C'est la somme des coûts de tokens générés par les requêtes issues de cette fonctionnalité, répartie sur les clients ou sessions qui l'ont utilisée. Vous ne pouvez le calculer que si vous capturez l'identifiant de fonctionnalité sur chaque requête au moment où elle a lieu, puisque les données de facturation du fournisseur n'incluent pas ce contexte.
Comment les équipes FinOps répartissent-elles les dépenses LLM entre clients et fonctionnalités ?
Elles déplacent l'attribution de la couche de facturation vers la couche de trafic. Plutôt que de ventiler une facture agrégée a posteriori, elles capturent le contexte de chaque requête — client, fonctionnalité, agent — au moment de l'appel API, puis consolident ces événements dans des rapports de coûts.
Comment suivre la consommation de tokens par agent ou par workflow ?

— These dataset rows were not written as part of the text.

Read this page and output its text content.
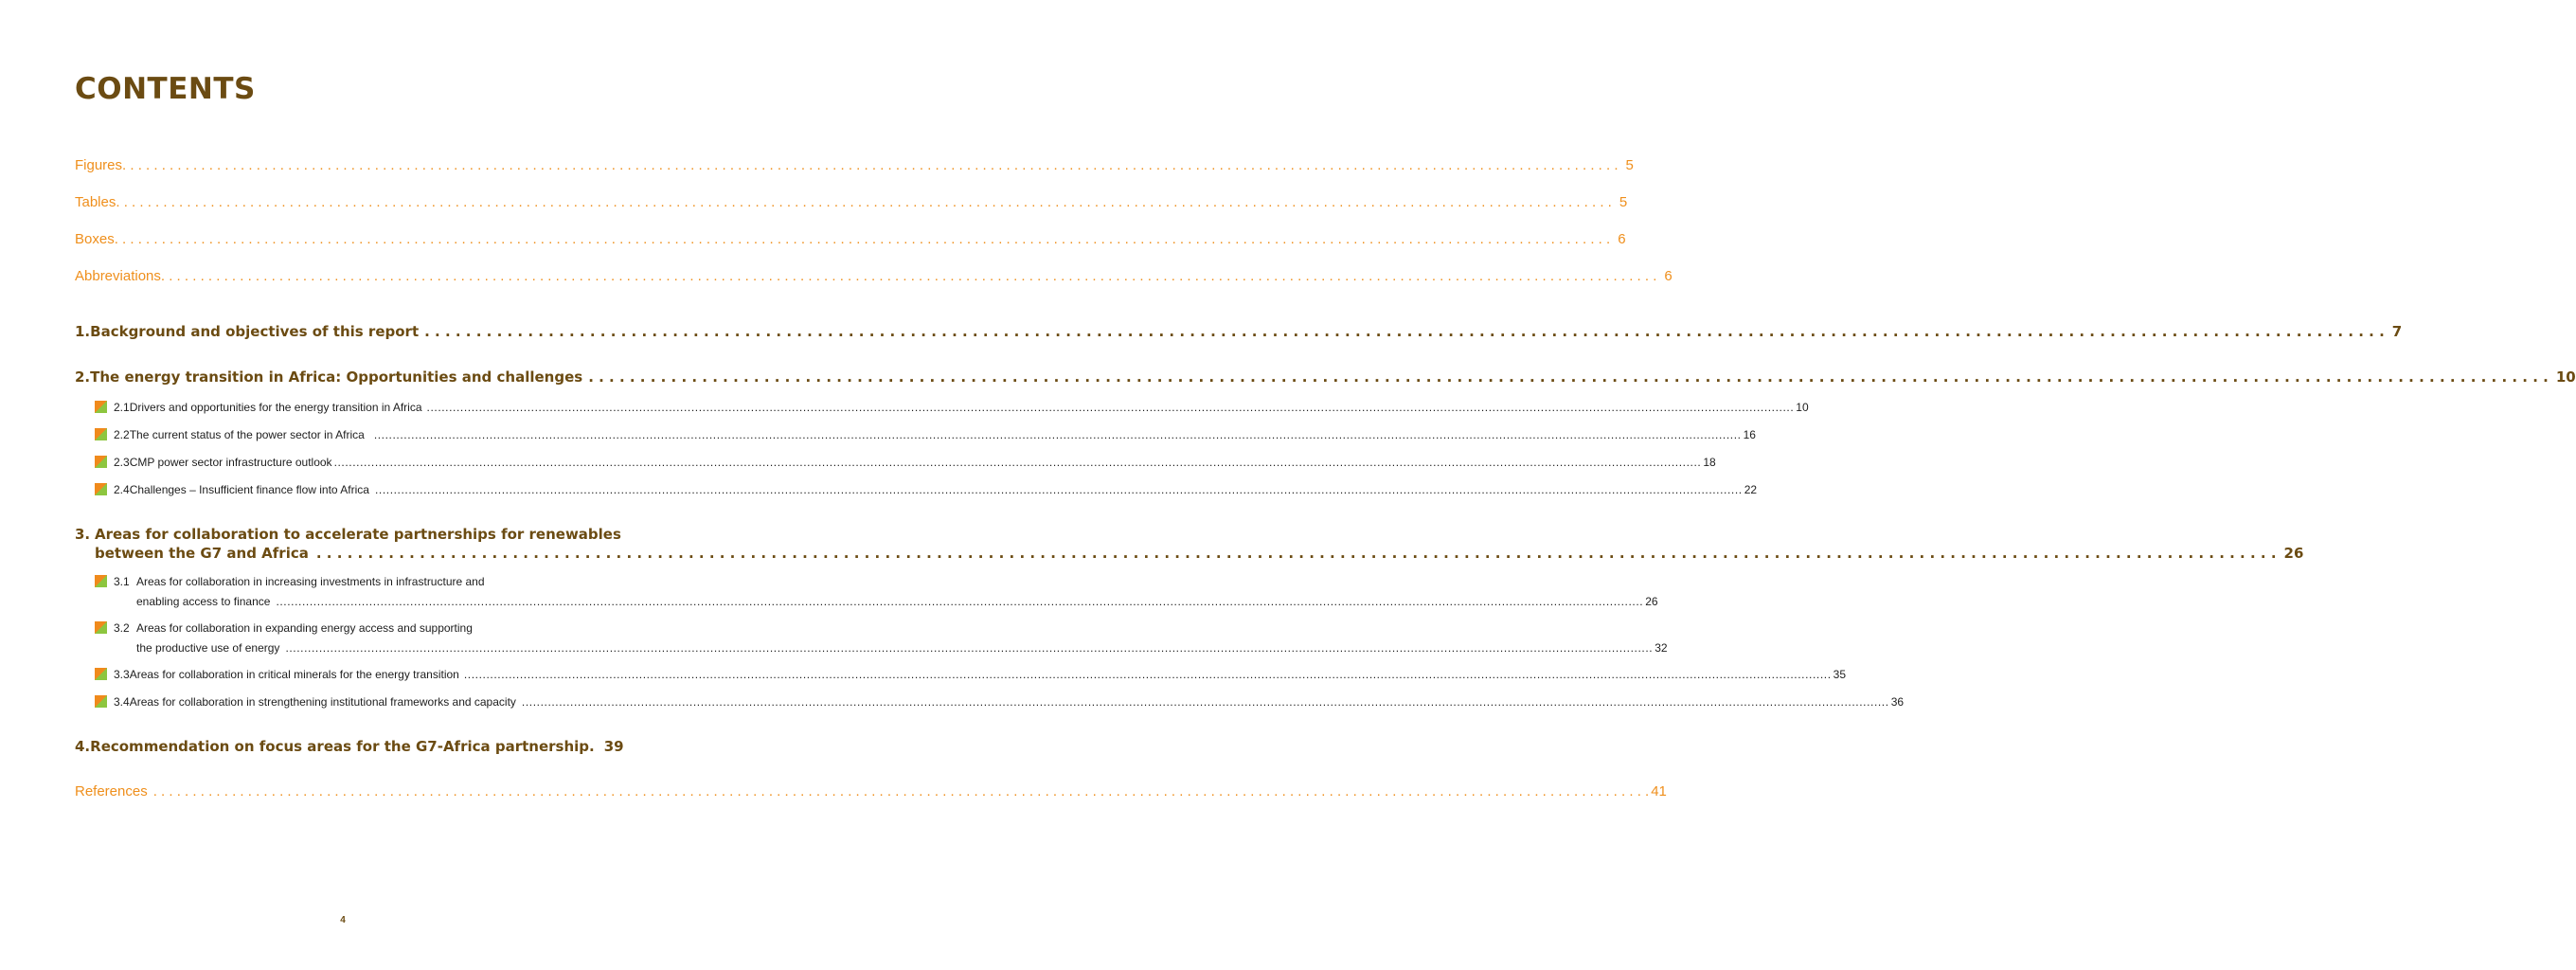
CONTENTS
Figures . . .	5
Tables . . .	5
Boxes . . .	6
Abbreviations . . .	6
1. Background and objectives of this report . . .	7
2. The energy transition in Africa: Opportunities and challenges . . .	10
2.1 Drivers and opportunities for the energy transition in Africa .....	10
2.2 The current status of the power sector in Africa .....	16
2.3 CMP power sector infrastructure outlook .....	18
2.4 Challenges – Insufficient finance flow into Africa .....	22
3. Areas for collaboration to accelerate partnerships for renewables
between the G7 and Africa . . .	26
3.1 Areas for collaboration in increasing investments in infrastructure and
enabling access to finance .....	26
3.2 Areas for collaboration in expanding energy access and supporting
the productive use of energy .....	32
3.3 Areas for collaboration in critical minerals for the energy transition .....	35
3.4 Areas for collaboration in strengthening institutional frameworks and capacity .....	36
4. Recommendation on focus areas for the G7-Africa partnership. . . . 39
References . . .	41
4
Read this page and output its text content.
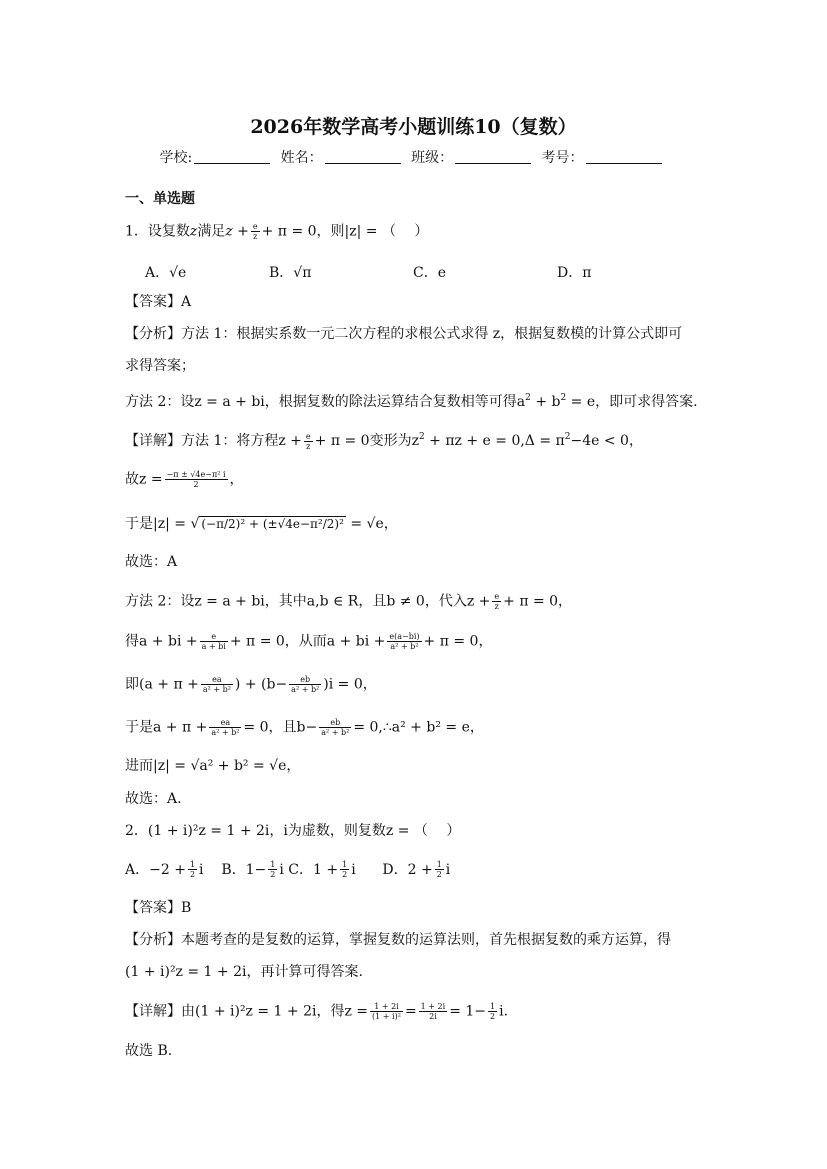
2026年数学高考小题训练10（复数）
学校:	姓名：	班级：	考号：
一、单选题
1．设复数z满足$z + \frac{e}{z} + \pi = 0$，则|z| = （　 ）
A．√e	B．√π	C．e	D．π
【答案】A
【分析】方法 1：根据实系数一元二次方程的求根公式求得 z，根据复数模的计算公式即可
求得答案；
方法 2：设z = a + bi，根据复数的除法运算结合复数相等可得$a^2 + b^2 = e$，即可求得答案.
【详解】方法 1：将方程$z + \frac{e}{z} + \pi = 0$变形为$z^2 + \pi z + e = 0,\Delta = \pi^2-4e < 0$，
故$z = \frac{\text{−π ± √4e−π² i}}{2}$ ，
于是|z| = √ (−π/2)² + (±√4e−π²/2)² = √e，
故选：A
方法 2：设z = a + bi，其中a,b ∈ R，且b ≠ 0，代入$z + \frac{e}{z} + \pi = 0$，
得a + bi + $\frac{e}{a + bi} + \pi = 0$，从而a + bi + $\frac{e(a-bi)}{\text{a² + b²}} + \pi = 0$，
即($a + \pi + \frac{ea}{\text{a² + b²}}$ ) + $(b- \frac{eb}{\text{a² + b²}} )i = 0$，
于是$a + \pi + \frac{ea}{\text{a² + b²}} = 0$，且$b- \frac{eb}{\text{a² + b²}}$ = 0,∴a² + b² = e，
进而|z| = √a² + b² = √e，
故选：A.
2．(1 + i)²z = 1 + 2i，i为虚数，则复数z = （　 ）
A．$-2 + \frac{1}{2}$ i B．$1- \frac{1}{2}$ i C．$1 + \frac{1}{2}$ i D．$2 + \frac{1}{2}$ i
【答案】B
【分析】本题考查的是复数的运算，掌握复数的运算法则，首先根据复数的乘方运算，得
(1 + i)²z = 1 + 2i，再计算可得答案.
【详解】由(1 + i)²z = 1 + 2i，得$z = \frac{1 + 2i}{\text{(1 + i)²}} = \frac{1 + 2i}{2i} = 1- \frac{1}{2} i$.
故选 B.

Il faut une instrumentation qui identifie l'agent ou le workflow appelant à chaque requête. Cela passe par des en-têtes de requête, des identifiants de service ou une gateway qui inspecte le pattern d'appel, puis rattache les décomptes de tokens renvoyés par le fournisseur à l'agent qui les a déclenchés.
Les dépenses IA ont fait voler en éclats le modèle du tagging : un appel de tokens n'offre rien à taguer. La finance, le produit et la CFO posent tous des questions auxquelles les factures des fournisseurs ne peuvent pas répondre, et aucune ingestion de facturation n'y changera rien. L'attribution doit se déplacer vers la couche de trafic, là où chaque requête transporte encore le contexte client, fonctionnalité et agent qui donne du sens au chiffre.